Varieties with strong fire blight resistance include:
- Enterprise, a late-season red apple bred specifically for disease resistance
- WineCrisp, with high resistance and good storage quality
- Redfree, an early-season variety with high resistance
- Liberty, moderately resistant and widely available
- Gold Rush, a late-season yellow apple with moderate-to-good resistance
Red Delicious and Empire also show moderate resistance, which can be a practical choice for growers who need a familiar market variety. Keep in mind that resistance ratings can vary by region and rootstock. The rootstock itself matters too: some dwarfing rootstocks are highly susceptible to fire blight, and a trunk canker on the rootstock can kill an otherwise healthy tree regardless of what variety is grafted on top.

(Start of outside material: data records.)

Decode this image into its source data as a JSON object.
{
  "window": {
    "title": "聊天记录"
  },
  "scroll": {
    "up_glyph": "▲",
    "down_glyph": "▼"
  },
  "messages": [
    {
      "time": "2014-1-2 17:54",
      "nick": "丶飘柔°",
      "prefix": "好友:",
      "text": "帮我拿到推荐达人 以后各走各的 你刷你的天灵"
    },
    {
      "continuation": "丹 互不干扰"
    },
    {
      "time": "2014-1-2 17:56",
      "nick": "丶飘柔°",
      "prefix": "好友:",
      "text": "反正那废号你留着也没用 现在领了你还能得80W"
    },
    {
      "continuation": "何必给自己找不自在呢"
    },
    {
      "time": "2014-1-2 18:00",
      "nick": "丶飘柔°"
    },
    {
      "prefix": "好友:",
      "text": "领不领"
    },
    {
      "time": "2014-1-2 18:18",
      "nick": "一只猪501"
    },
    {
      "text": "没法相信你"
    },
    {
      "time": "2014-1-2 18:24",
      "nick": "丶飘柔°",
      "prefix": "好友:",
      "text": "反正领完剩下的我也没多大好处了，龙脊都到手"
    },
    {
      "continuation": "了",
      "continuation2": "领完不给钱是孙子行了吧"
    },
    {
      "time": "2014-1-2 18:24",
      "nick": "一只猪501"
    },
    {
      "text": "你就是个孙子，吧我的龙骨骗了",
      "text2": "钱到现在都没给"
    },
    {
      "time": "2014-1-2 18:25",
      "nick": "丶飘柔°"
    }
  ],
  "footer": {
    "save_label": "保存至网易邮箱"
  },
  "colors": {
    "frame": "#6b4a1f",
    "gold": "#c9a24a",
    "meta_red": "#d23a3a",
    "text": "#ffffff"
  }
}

Reducing Spread Within the Orchard
Fire blight bacteria cannot penetrate intact plant cells on their own. They need an opening: a flower, a wound from hail or insects, or a pruning cut. This means several cultural practices make a real difference. Avoid heavy nitrogen fertilization, which pushes lush, fast-growing shoots that are more vulnerable to infection. Control insects like aphids and leafhoppers that create feeding wounds and physically carry bacterial ooze between trees. After hailstorms, a protective spray can help prevent bacteria from entering damaged tissue across the entire block.
Remove any wild or abandoned apple and pear trees near your orchard if possible, as they often harbor unmanaged cankers that serve as a source of bacteria year after year. During bloom, avoid overhead irrigation that wets flowers and creates the moisture conditions the pathogen needs to infect.